Il a continué avec ses moqueries puis a commencé à me traiter de manière indécente en posant des questions du type: «Pourquoi te laisses-tu pousser la barbe?»; «Pourquoi as-tu cette drôle d’allure?»…
Je lui ai répondu que ça n’avait rien à voir ni avec la loi, ni avec son travail; que ce n’était pas son affaire et qu’il n’avait pas le droit de me parler ainsi. Des limites existent et qu’il doit rester dans les limites de ses fonctions. Evidemment ma réponse ne lui a pas plu. Ensuite ils m’ont emmené, lui et les membres de la police qui étaient avec lui, dans le pavillon de leur point de contrôle. Sans aucun avertissement, ils ont commencé à me fouiller, mettant leurs mains dans mes poches et précédant à une fouille corporelle. Ils ont sorti tout le contenu de mes poches – papiers, téléphone, cigarettes… – et l’ont étalé sur un bureau. L’officier m’a arraché un bloc-notes que j’avais en main et a commencé à le feuilleter en lisant à voix haute le contenu, par le menu. Ensuite il a pris ma carte d’identité, le carnet d’inscription à l’Ordre des avocats et mon bloc-notes et s’en est allé
«Si on vous bat, ne vous fâchez pas!»
Un peu plus tard un autre officier de l’armée, ayant le grade de major je crois, est venu pour me poser quelques questions:
• Vous participez dans les manifestations et vous jetez des pierres ?
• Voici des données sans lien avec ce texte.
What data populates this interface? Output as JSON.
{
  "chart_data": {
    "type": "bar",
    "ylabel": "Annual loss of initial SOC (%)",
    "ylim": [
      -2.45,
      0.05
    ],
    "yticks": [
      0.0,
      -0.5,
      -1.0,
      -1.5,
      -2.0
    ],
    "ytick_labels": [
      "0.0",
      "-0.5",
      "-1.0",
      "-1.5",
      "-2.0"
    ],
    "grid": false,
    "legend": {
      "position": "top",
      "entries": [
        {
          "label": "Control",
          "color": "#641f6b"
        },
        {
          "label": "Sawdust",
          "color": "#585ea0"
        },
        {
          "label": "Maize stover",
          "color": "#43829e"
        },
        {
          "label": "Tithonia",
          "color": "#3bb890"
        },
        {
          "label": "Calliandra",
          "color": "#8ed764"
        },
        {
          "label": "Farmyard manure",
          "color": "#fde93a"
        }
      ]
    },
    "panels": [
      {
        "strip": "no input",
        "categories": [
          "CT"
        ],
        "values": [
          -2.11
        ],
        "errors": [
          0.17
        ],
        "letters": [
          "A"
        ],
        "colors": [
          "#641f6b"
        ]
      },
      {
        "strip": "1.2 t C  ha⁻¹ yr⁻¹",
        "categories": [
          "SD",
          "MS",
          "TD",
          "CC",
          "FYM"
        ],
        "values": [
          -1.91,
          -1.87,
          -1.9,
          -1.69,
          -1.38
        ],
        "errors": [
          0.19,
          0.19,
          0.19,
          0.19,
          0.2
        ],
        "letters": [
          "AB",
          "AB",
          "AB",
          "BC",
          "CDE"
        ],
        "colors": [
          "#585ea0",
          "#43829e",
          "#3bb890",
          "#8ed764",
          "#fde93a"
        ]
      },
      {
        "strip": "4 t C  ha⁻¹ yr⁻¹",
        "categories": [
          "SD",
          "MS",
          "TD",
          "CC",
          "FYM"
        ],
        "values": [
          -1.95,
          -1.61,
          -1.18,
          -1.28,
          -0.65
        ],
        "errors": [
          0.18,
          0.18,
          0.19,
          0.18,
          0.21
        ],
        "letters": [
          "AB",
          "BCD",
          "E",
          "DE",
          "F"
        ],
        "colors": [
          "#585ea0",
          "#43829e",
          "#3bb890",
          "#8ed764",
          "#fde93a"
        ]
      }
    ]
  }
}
• Nous participons dans les manifestations.
• Donc si nous vous battons, ne vous fâchez pas et si quelqu’un parmi vous se fâche, qu’il se tape la tête contre le mur.
J’ai répliqué que nous continuerons à participer dans les manifestations bien que nous nous attendions à ce que l’Etat nous réprime sous toutes les formes. En outre, dans tous les cas, nous ne pouvons pas arrêter les manifestations parce que nous tenons à participer au processus révolutionnaire. Evidemment ma réponse ne lui a pas convenu.
Quelque temps après, l’officier qui a pris mes papiers d’identité et mon bloc-notes est revenu pour passer plusieurs coups de fil; je ne sais pas à qui. Alors que je m’asseyais à côté du pavillon, un officier est arrivé. Selon l’adjudant de police assis à côté de moi, il est officier de la Sûreté nationale. Je lui ai fait savoir que je ne parle pas avec eux et ne veux pas le faire avec lui. Il lui a dit cet homme-là ne «veut pas parler avec toi ni avec la Sûreté d’Etat». Il n’y a eu aucun échange avec lui.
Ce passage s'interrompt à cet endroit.